P.S.: Please check the link shared offline / comment field

  • Hi Martin,

    The most common approach for improving emissions on a CAN bus is to use a common mode choke on the CANH/CANL lines. Another (less effective but simpler) approach is to modify the termination to split it into two series resistances (each half the termination impedance) with a shunt capacitor to ground at the center point for filtering. Filtering is also possible via capacitances directly on the CANH and CANL lines, but the values that can be used there are limited since this will start to reduce the achievable signaling rate on the bus.

    Have you tried any of these approaches so far?

    Are emissions being measured solely on the CAN lines, or are you looking at power lines as well?
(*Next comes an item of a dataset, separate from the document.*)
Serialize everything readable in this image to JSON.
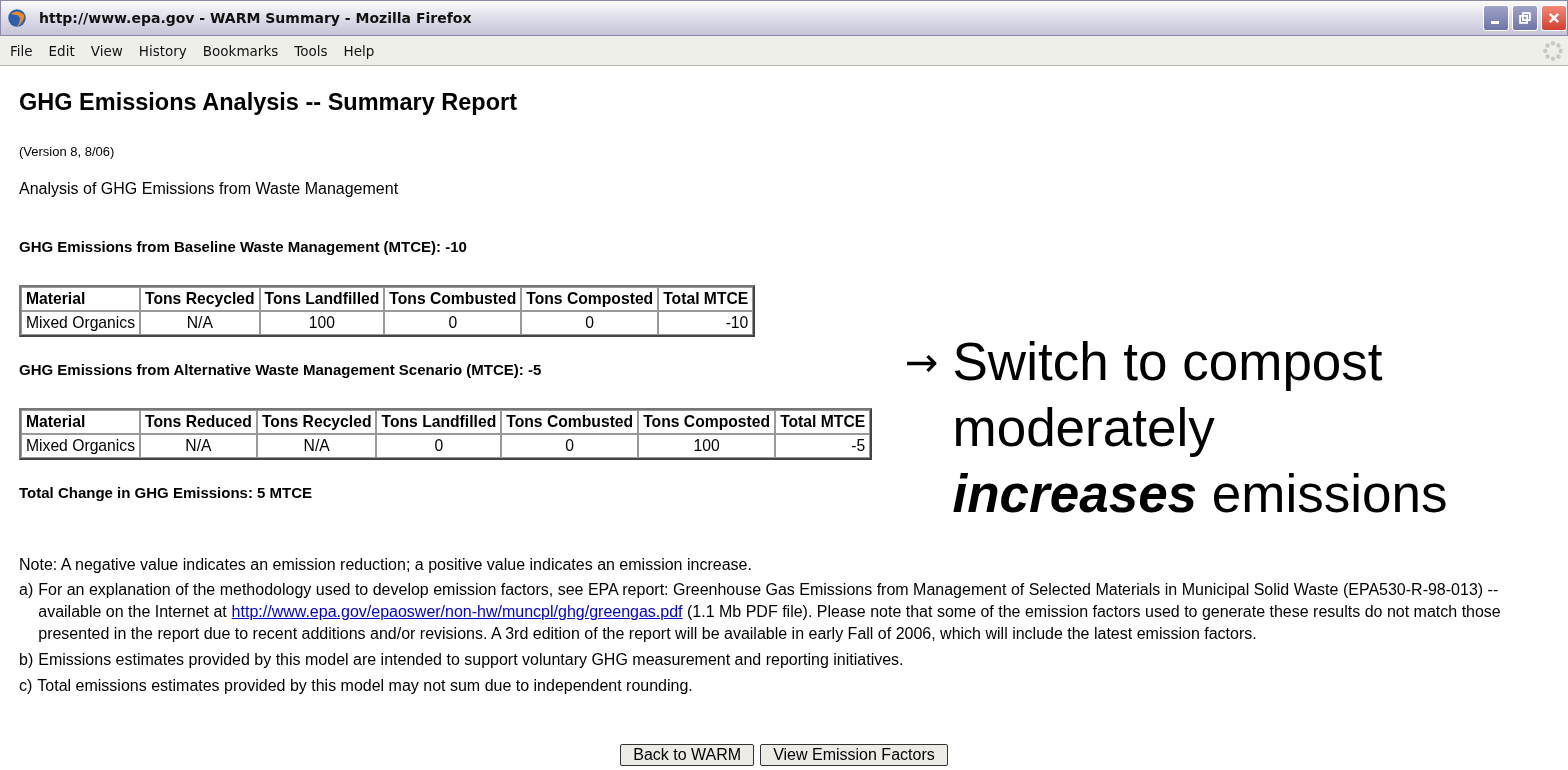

If looking at power lines, filtering elements like ferrite beads on those can be beneficial, although unfortunately most of their benefit is above 1 MHz.

    It can also be good to confirm the source of the emissions by correlating the frequency peaks to different system components. Just to confirm - do the observed peaks correspond to harmonics of the CAN data rate?

    Max
  • Max,
    thanks a lot for your answer.

    Yes, the customer confirmed that they tried the middle split termination as well as the CMC. Nothing helped so far.
    They see the emissions only on the CAN line and not on the power lines.

    Please see below the EMI diagram:

    Concrete question from the customer:

    * To what level of capacitor filtering directly on the CAN-bus signals is allowed, what is the required step-response for CAN-bus to remain functioning?

    Thanks and best regards
    Martin

  • Martin,

    It's a bit hard to give a direct answer on the capacitance. Values in the 60-100 pF (per node) range are common, and higher values are sometimes used as well if the data rates or number of nodes are lower. The thing to keep in mind is that although the recessive-to-dominant transition is relatively strongly driven by the CAN transceiver, the dominant-to-recessive transition is only weakly biased and therefore the transition time is a function of the RC decay of the bus. As the bus capacitance increases, this dominant-to-recessive edge is slowed disproportionately, and the net result is a distortion of the bit durations seen by the CAN controller (via the RXD line). The amount of distortion that is allowable depends then on the timing margin of this interface (which would depend on things like the sampling rate of the controller, where within the bit period the sampling point is configured, etc.).

    One EMC-related challenge that this device presents is the mismatch in common-mode level between dominant and recessive states. Typically CAN transceivers set the recessive level voltages on CANH/CANL to VCC/2 so that the common mode component of the signal (average of both lines) remains consist between both states. This device sets the recessive level to 2.3 V, though, which is similar to what would typically be used on a network powered by 5-V CAN transceivers. This means that the signaling will not be totally balanced, and as the device transmits data there will be both a differential-mode component as well as a common-mode components (which would likely show up on a conducted emissions test such as this).

    Does this network contain only 3.3-V transceivers? If so then a solution may be to externally bias the recessive-state common mode to 1.65 V (VCC/2) by using a resistive network. Or, a 3.3-V device with a centered recessive bias like TCAN334 could be used. If a mixture of 3.3-V and 5-V transceivers are used you could experiment with finding a bias point between 1.65 V and 2.5 V. This wouldn't be optimal for either type of transceiver, but if the emissions profile of the network when the 5-V transceivers are active is passing the limit then maybe it makes sense to trade off some degradation there for improvement in the 3.3-V transceiver performance.